Multi-Omic Factors Associated with Frequency of Upper Respiratory Infections in Developing Infants

Abstract

Susceptibility to upper respiratory infections (URIs) may be influenced by host, microbial, and environmental factors. We hypothesized that multi-omic analyses of molecular factors in infant saliva would identify complex host-environment interactions associated with URI frequency. A cohort study involving 146 infants was used to assess URI frequency in the first year of life. Saliva was collected at 6 months for high-throughput multi-omic measurement of cytokines, microRNAs, transcripts, and microbial RNA. Regression analysis identified environmental (daycare attendance, atmospheric pollution, breastfeeding duration), microbial (Verrucomicrobia, Streptococcus phage), and host factors (miR-22-5p) associated with URI frequency (p < 0.05). These results provide pathophysiologic clues about molecular factors that influence URI susceptibility. Validation of these findings in a larger cohort could one day yield novel approaches to detecting and managing URI susceptibility in infants.
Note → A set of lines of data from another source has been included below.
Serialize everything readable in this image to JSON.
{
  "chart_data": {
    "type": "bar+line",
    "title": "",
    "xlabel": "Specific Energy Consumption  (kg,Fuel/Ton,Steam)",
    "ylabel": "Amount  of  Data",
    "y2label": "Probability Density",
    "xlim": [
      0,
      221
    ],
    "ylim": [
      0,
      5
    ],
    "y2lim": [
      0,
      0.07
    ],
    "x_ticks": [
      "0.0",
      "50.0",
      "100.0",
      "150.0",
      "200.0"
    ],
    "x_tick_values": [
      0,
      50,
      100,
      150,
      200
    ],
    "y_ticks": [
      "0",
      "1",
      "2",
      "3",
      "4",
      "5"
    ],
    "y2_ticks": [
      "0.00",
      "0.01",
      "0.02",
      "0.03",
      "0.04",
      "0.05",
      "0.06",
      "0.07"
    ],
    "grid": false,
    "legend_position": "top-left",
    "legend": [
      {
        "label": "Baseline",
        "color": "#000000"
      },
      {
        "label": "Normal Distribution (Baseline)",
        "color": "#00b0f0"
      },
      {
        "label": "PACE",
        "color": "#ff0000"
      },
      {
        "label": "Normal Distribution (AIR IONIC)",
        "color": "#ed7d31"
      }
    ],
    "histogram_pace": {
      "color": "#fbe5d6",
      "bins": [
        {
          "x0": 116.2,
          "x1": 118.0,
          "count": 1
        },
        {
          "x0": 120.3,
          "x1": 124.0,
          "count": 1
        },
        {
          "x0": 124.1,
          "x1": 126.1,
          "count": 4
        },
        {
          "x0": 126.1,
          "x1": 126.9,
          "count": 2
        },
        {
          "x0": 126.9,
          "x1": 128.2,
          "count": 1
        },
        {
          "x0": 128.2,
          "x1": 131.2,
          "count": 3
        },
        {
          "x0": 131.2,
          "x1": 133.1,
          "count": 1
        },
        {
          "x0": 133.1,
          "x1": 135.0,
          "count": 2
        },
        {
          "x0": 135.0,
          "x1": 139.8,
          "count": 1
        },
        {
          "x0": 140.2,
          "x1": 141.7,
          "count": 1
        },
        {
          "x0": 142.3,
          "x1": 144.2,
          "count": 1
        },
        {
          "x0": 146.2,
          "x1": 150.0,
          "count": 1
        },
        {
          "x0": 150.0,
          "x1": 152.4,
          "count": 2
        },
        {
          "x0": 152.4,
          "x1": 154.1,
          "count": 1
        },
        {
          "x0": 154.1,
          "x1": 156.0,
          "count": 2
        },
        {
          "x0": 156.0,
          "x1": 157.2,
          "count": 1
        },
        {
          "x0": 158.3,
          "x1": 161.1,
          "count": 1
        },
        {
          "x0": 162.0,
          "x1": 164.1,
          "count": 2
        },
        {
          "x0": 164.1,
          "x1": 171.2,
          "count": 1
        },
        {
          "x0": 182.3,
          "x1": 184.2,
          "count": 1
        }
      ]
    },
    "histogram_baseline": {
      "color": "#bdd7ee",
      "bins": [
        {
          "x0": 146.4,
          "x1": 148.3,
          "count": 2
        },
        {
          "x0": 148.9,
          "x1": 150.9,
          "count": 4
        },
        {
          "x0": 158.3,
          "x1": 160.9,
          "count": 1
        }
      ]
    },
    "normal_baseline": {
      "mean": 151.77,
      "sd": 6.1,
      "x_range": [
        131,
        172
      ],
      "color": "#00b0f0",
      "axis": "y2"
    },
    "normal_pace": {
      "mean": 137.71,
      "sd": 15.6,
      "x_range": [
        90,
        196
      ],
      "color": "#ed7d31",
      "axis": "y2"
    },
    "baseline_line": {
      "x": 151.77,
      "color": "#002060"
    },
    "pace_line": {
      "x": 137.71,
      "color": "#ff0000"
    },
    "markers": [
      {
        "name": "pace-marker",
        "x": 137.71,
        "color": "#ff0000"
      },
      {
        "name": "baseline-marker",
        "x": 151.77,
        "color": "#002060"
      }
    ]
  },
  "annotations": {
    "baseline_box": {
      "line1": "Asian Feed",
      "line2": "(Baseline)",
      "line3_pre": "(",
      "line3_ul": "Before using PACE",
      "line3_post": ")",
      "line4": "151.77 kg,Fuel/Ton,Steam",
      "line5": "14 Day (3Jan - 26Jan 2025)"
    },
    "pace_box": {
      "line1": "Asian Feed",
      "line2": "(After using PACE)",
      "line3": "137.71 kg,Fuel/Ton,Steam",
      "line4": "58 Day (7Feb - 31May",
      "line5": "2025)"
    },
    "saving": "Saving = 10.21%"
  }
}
Keywords: infants; miRNA; multi-omic; upper respiratory infections; viral infections.

Figure 1

Interactions between environment, microbiome, and host immune factors determine frequency of upper respiratory infection (URI) in the first 12 months. This study utilized a multi-omics approach to test the overarching hypothesis that interactions between the exposome, microbiome, and inflammasome dictate URI frequency.

Figure 2

Exposome relationship with URI frequency. The violin plots display number of upper respiratory infections (URIs) associated with daycare attendance (F = 52.8, p < 0.001), and atmospheric pollution (F = 7.76, p = 0.006) (A). The boxes denote 95% confidence intervals, along with mean (square) and median values (black line). The scatter plot display the relationship between number of URIs and the duration of duration (months (mos)) of exclusive breastfeeding (F = 4.27, p = 0.041) (B). A trend line and 95% confidence interval (shaded area) are displayed.

Figure 3

Multi–omic relationships with URI frequency. The scatter plots display significant relationships between frequency of upper respiratory infections (URIs) in the first 12 months and levels of salivary “omic” factors. Levels of Verrucomicrobia (F = 7.77, p = 0.006) (A) and Streptococcus phage SpSL1 (F = 6.57, p = 0.011) (B) were directly associated with the number of URIs, whereas levels of miR-22-5p (F = 6.93, p = 0.009) (C) were inversely related. Haemophilus virus HP1 (F = 2.56, 0.11) (D), and TMPRSS2 (F = 2.24, p = 0.13) (E) met criteria for model inclusion (F > 2.0), but did not display significant relationships with URI frequency. Trend lines with 95% confidence intervals are displayed for each relationship.

Figure 4

Microbial factors modulate environmental impacts on URI frequency. The scatter plots show molecular features of interest that displayed significant interaction effects with environmental exposures on linear regression analysis. Streptococcus phage SpSL1 potentiated the number of URIs among infants who attended daycare (F = 12.1, p < 0.001) (A), whereas Verrucomicrobia potentiated URI frequency in infants without atmospheric pollution exposure (F = 3.21, p = 0.009) (B), and miR-22-5p levels potentiated the protective effects of breastfeeding ≥ 6 months (F = 10.8, p = 0.001) (C). Normalized, scaled read counts are displayed for Streptococcus phage SpSL1, Verrucomicrobia, and miR-22-5p. URI frequency represents the number of URIs reported in the first 12 months after birth. Shaded areas represent 95% confidence intervals.

Figure 5

Putative multi-omic mechanism for URI susceptibility. The concept diagram displays mechanisms through which molecular observations in this cohort may contribute to URI propensity. Decreased levels of miR-22-5p lead to retinoblastoma (Rb) inactivation, which may increase pro-inflammatory signaling by stimulating the interleukin-6/STAT3 pathway. Microbial diversity may be influenced by cytokine signaling or environmental exposures. Increased activity of Verrucomicrobia and Streptococcus Phage could influence epi-transcriptional regulators of the immune response (i.e., miR-22-5p) that increase URI risk. Black text denotes factors identified in this cohort, whereas gray text denotes interactions reported in the scientific literature.

Figure 6

Participant CONSORT diagram. The CONSORT diagram displays the number of participants who were screened (2487), eligible (359), consented (221), and completed the 12-month study (146).